Slow and steady wins the race, maybe?
I’d think about doing a tiny bit of the language when I’m extremely busy with other stuff. Post a few paradigm, or some new words list on your wall. And recite them in the tiny bit of leisure, if you have any. Continuing how slow it may be is the point, I would say. If you have no such chance just to glance at a wall-post, then recite silently what you had already learned.
A stack of vocabulary cards to carry with you, or of a paradigm, construction, whatever would be a great help in such a case. I’d try making such a stuff another day.

By the way, “tonsor” is no random word! :imp:

A Roman would say:

Aliud est dicere et facere. Or: Dicere non idem est atque facere.

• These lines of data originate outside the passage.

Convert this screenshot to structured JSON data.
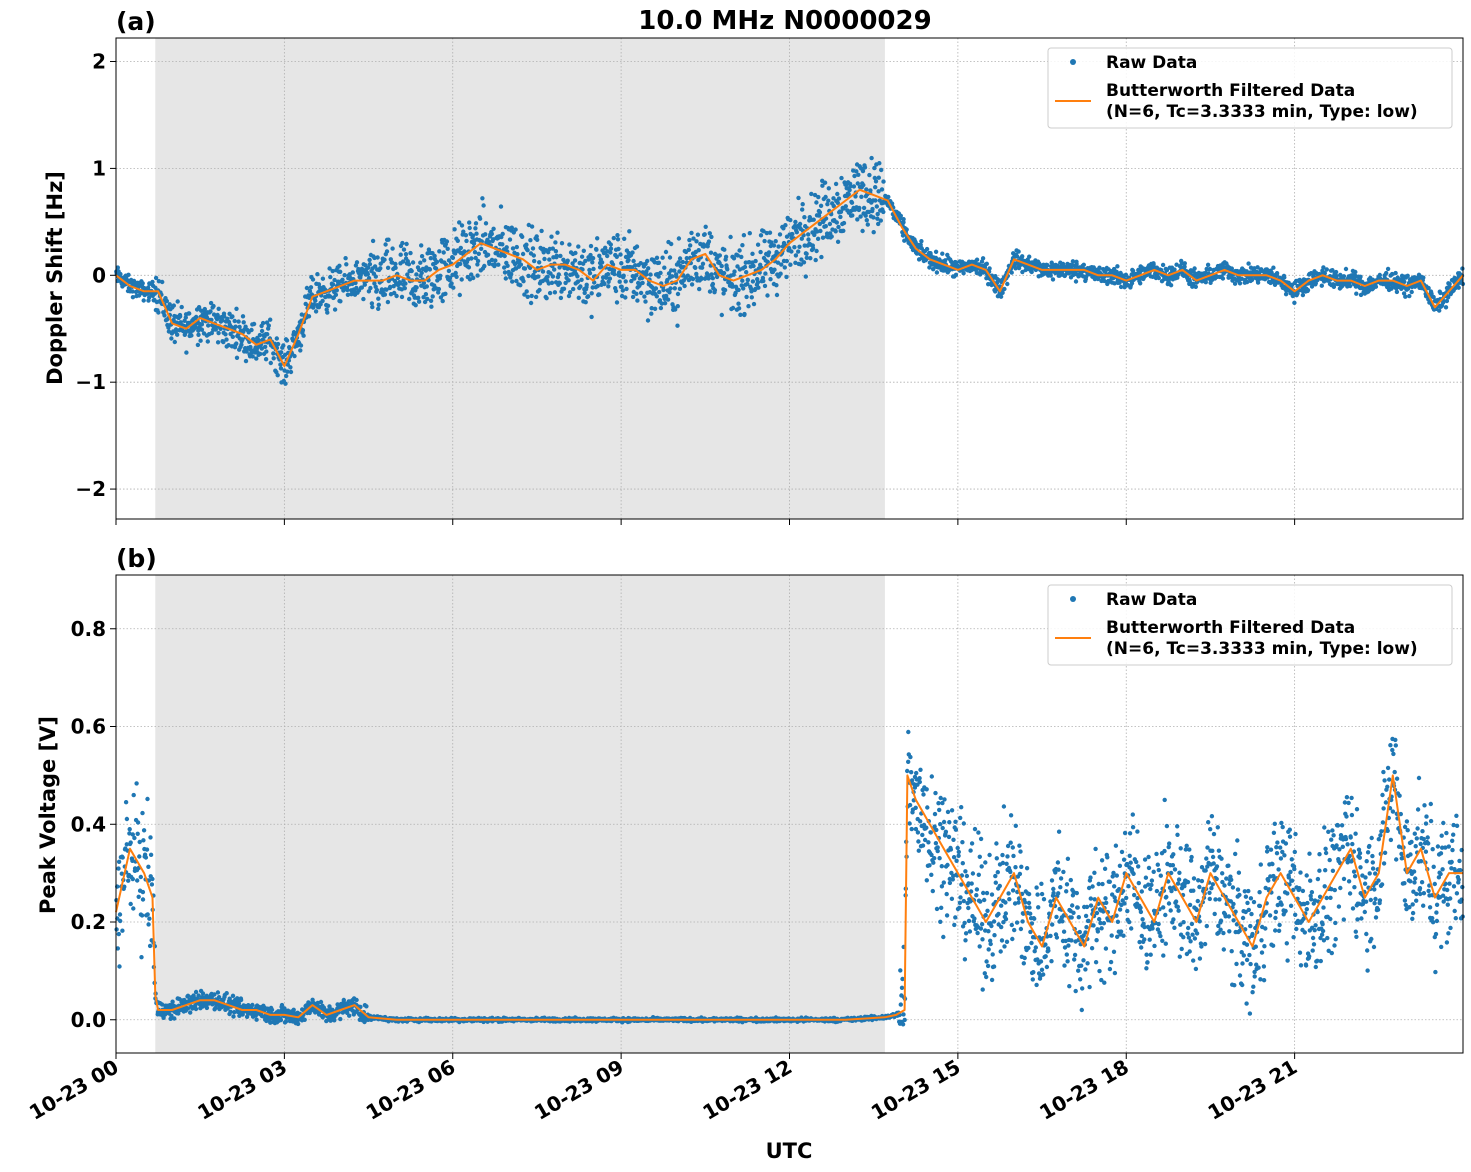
{
  "title": "10.0 MHz N0000029",
  "xlabel": "UTC",
  "colors": {
    "raw": "#1f77b4",
    "filtered": "#ff7f0e",
    "shade": "#e6e6e6",
    "grid": "#b0b0b0"
  },
  "legend": {
    "raw_label": "Raw Data",
    "filtered_label_line1": "Butterworth Filtered Data",
    "filtered_label_line2": "(N=6, Tc=3.3333 min, Type: low)"
  },
  "chart_data": [
    {
      "type": "scatter",
      "panel_label": "(a)",
      "ylabel": "Doppler Shift [Hz]",
      "xlim_hours": [
        0,
        24
      ],
      "ylim": [
        -2.28,
        2.22
      ],
      "yticks": [
        -2,
        -1,
        0,
        1,
        2
      ],
      "ytick_labels": [
        "−2",
        "−1",
        "0",
        "1",
        "2"
      ],
      "xticks_hours": [
        0,
        3,
        6,
        9,
        12,
        15,
        18,
        21
      ],
      "xtick_labels": [
        "10-23 00",
        "10-23 03",
        "10-23 06",
        "10-23 09",
        "10-23 12",
        "10-23 15",
        "10-23 18",
        "10-23 21"
      ],
      "grid": true,
      "legend_position": "top-right",
      "shaded_interval_hours": [
        0.7,
        13.7
      ],
      "series": [
        {
          "name": "Butterworth Filtered Data",
          "x": [
            0,
            0.25,
            0.5,
            0.75,
            1,
            1.25,
            1.5,
            1.75,
            2,
            2.25,
            2.5,
            2.75,
            3,
            3.25,
            3.5,
            3.75,
            4,
            4.25,
            4.5,
            4.75,
            5,
            5.25,
            5.5,
            5.75,
            6,
            6.25,
            6.5,
            6.75,
            7,
            7.25,
            7.5,
            7.75,
            8,
            8.25,
            8.5,
            8.75,
            9,
            9.25,
            9.5,
            9.75,
            10,
            10.25,
            10.5,
            10.75,
            11,
            11.25,
            11.5,
            11.75,
            12,
            12.25,
            12.5,
            12.75,
            13,
            13.25,
            13.5,
            13.75,
            14,
            14.25,
            14.5,
            14.75,
            15,
            15.25,
            15.5,
            15.75,
            16,
            16.25,
            16.5,
            16.75,
            17,
            17.25,
            17.5,
            17.75,
            18,
            18.25,
            18.5,
            18.75,
            19,
            19.25,
            19.5,
            19.75,
            20,
            20.25,
            20.5,
            20.75,
            21,
            21.25,
            21.5,
            21.75,
            22,
            22.25,
            22.5,
            22.75,
            23,
            23.25,
            23.5,
            23.75,
            24
          ],
          "y": [
            0,
            -0.1,
            -0.15,
            -0.15,
            -0.45,
            -0.5,
            -0.4,
            -0.45,
            -0.5,
            -0.55,
            -0.65,
            -0.6,
            -0.85,
            -0.55,
            -0.2,
            -0.15,
            -0.1,
            -0.05,
            -0.05,
            -0.05,
            0,
            -0.05,
            -0.05,
            0.05,
            0.1,
            0.2,
            0.3,
            0.25,
            0.2,
            0.15,
            0.05,
            0.1,
            0.1,
            0.05,
            -0.05,
            0.1,
            0.05,
            0.05,
            -0.05,
            -0.1,
            -0.05,
            0.15,
            0.2,
            0,
            -0.05,
            0,
            0.05,
            0.15,
            0.3,
            0.4,
            0.5,
            0.6,
            0.7,
            0.8,
            0.75,
            0.7,
            0.45,
            0.25,
            0.15,
            0.1,
            0.05,
            0.1,
            0.05,
            -0.15,
            0.15,
            0.1,
            0.05,
            0.05,
            0.05,
            0.05,
            0,
            0,
            -0.05,
            0,
            0.05,
            0,
            0.05,
            -0.05,
            0,
            0.05,
            0,
            0,
            0,
            -0.05,
            -0.15,
            -0.05,
            0,
            -0.05,
            -0.05,
            -0.1,
            -0.05,
            -0.05,
            -0.1,
            -0.05,
            -0.3,
            -0.15,
            0
          ]
        },
        {
          "name": "Raw Data",
          "scatter_about_filtered": true
        }
      ]
    },
    {
      "type": "scatter",
      "panel_label": "(b)",
      "ylabel": "Peak Voltage [V]",
      "xlim_hours": [
        0,
        24
      ],
      "ylim": [
        -0.068,
        0.91
      ],
      "yticks": [
        0.0,
        0.2,
        0.4,
        0.6,
        0.8
      ],
      "ytick_labels": [
        "0.0",
        "0.2",
        "0.4",
        "0.6",
        "0.8"
      ],
      "xticks_hours": [
        0,
        3,
        6,
        9,
        12,
        15,
        18,
        21
      ],
      "xtick_labels": [
        "10-23 00",
        "10-23 03",
        "10-23 06",
        "10-23 09",
        "10-23 12",
        "10-23 15",
        "10-23 18",
        "10-23 21"
      ],
      "grid": true,
      "legend_position": "top-right",
      "shaded_interval_hours": [
        0.7,
        13.7
      ],
      "series": [
        {
          "name": "Butterworth Filtered Data",
          "x": [
            0,
            0.25,
            0.5,
            0.65,
            0.7,
            0.75,
            1,
            1.25,
            1.5,
            1.75,
            2,
            2.25,
            2.5,
            2.75,
            3,
            3.25,
            3.5,
            3.75,
            4,
            4.25,
            4.5,
            5,
            6,
            7,
            8,
            9,
            10,
            11,
            12,
            13,
            13.7,
            13.9,
            14.05,
            14.1,
            14.25,
            14.5,
            14.75,
            15,
            15.25,
            15.5,
            15.75,
            16,
            16.25,
            16.5,
            16.75,
            17,
            17.25,
            17.5,
            17.75,
            18,
            18.25,
            18.5,
            18.75,
            19,
            19.25,
            19.5,
            19.75,
            20,
            20.25,
            20.5,
            20.75,
            21,
            21.25,
            21.5,
            21.75,
            22,
            22.25,
            22.5,
            22.75,
            23,
            23.25,
            23.5,
            23.75,
            24
          ],
          "y": [
            0.22,
            0.35,
            0.3,
            0.25,
            0.05,
            0.02,
            0.02,
            0.03,
            0.04,
            0.04,
            0.03,
            0.02,
            0.02,
            0.01,
            0.01,
            0.005,
            0.03,
            0.01,
            0.02,
            0.03,
            0.005,
            0,
            0,
            0,
            0,
            0,
            0,
            0,
            0,
            0,
            0.005,
            0.01,
            0.02,
            0.5,
            0.45,
            0.4,
            0.35,
            0.3,
            0.25,
            0.2,
            0.25,
            0.3,
            0.2,
            0.15,
            0.25,
            0.2,
            0.15,
            0.25,
            0.2,
            0.3,
            0.25,
            0.2,
            0.3,
            0.25,
            0.2,
            0.3,
            0.25,
            0.2,
            0.15,
            0.25,
            0.3,
            0.25,
            0.2,
            0.25,
            0.3,
            0.35,
            0.25,
            0.3,
            0.5,
            0.3,
            0.35,
            0.25,
            0.3,
            0.3
          ]
        },
        {
          "name": "Raw Data",
          "scatter_about_filtered": true
        }
      ]
    }
  ]
}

I’d have to agree with that “slow and steady” bit..as you’ve all probably noticed, I’ve been working at a pace that would shame our friend the tortoise. Put it to my credit, though, that what I have learned, I’ve remembered…even whether “magna” is Greek or Latin. :smiley:

Keep at it boy, you’ll do it. Everyone goes through a plateau in a learning a language when the first spark goes, the graft gets in the way of things you have to do and you don’t seem to be advancing. Stick in there, you will.

So I guess my guess to be wrong…any one tell me why?

On these forums it makes me feel terrible when I know not how on earth a certain sentence was made. Check the Learning Latin board now - the subject of accusative. How did that come about?

And it’s also very difficult when some random guy (yes iste) recommends that my latin book be burned. Funny, then difficult…then it makes me angry.